When I lived in South Korea 13 years ago, I recall being worried about North Korea. Community sirens would sound during North Korean missile tests. The worry occurred at about the same time every year: during the joint United States – South Korea military exercise in April. The South Koreans that I spoke to seemed to think that the North Koreans were still their family, and eventually they would be reunited. They watched this saber-rattling every year for their whole lives so they generally did not seem to be concerned compared to me, sweating in my chair and nervously devouring the information superhighway.
This peaked for me in 2010 with the sinking of the Cheonan on March 26, 2010. While keenly observing the local Koreans for anxiety and asking some basic feeler questions, I quietly registered my address and contact details with my country’s embassy. At that time I was living in a remote rural community so I figured that I could escape into the forest if anything really happened, while I had previously lived in the most populated South Korea city, Seoul, the capital, less than an hour from the North Korean border!
Magically, nothing happened. There were no repercussions and things went back to normal as per other years before it.

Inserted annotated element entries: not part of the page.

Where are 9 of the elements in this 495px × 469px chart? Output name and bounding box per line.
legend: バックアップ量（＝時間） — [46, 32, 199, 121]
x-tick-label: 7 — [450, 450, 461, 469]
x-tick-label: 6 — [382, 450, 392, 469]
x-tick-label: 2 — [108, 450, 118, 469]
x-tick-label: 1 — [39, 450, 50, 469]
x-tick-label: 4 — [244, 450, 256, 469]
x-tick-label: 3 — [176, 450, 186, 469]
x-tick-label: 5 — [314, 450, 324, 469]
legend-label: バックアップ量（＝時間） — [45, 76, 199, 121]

And, despite the best World Peace efforts that I have witnessed on this topic by U.S. President Donald Trump, and retired professional basketball player Dennis Rodman, North Korea continues to beat their breast.
My best guess at this stage is that the incessant mischief instigated by North Korea serves as China’s lightning-rod global distraction to observe the World Police’s response.
In moving to Japan, I further had to acclimate to earthquakes, typhoons, tsunamis, volcanic eruptions, and the ever ominous radiation issue emanating from Okuma, Fukushima. To my surprise, these were in addition to the consistent conducting of North Korean missile tests into the
East Sea Sea of Japan sea adjacent to Japan, that has had the Japanese rattled. All of the aforementioned certain concerns of uncertain time-frame, scale and magnitude, makes me think that it is no accident that Japan has become a most pleasant place to live.
I have been living in bliss for a few years now, but was finally jarred into reality when I read an article detailing the levels of potential destruction driven by the dust from a possible Mount Fuji volcanic eruption. So I bought some emergency supplies.
Then, the Wuhan coronavirus went viral. The constant news coverage of the
cruise from hell Diamond Princess gave me another jolt of reality to take out some cash, buy extra food, soap, and even tissues (I happened to buy toilet paper as the panic unraveled). We loaded up so much at our local grocery store that one pedestrian in line commented with a smile “you’re buying too much!” We loaded up our bikes and squirreled away our supplies in the nooks and crannies of our little apartment. It looks like we were about 6 weeks ahead of the real grocery panic after a ramp up of infections in Tokyo, though the ‘panic’ was more localized to all things Salaryman: frozen dinners, breakfast cereals, and cup noodles.
And to top it off, the lesser known Rubella (German measles) virus was declared by the US CDC as an outbreak in Japan in October 2018 and is currently sitting at ‘Alert,’ Level 2 (of 3). My ward checked with me and my spouse (baby preparations) and offered a free test and vaccine, and I was jabbed soon thereafter.
After the preparations were in order, I went back to work on my goals.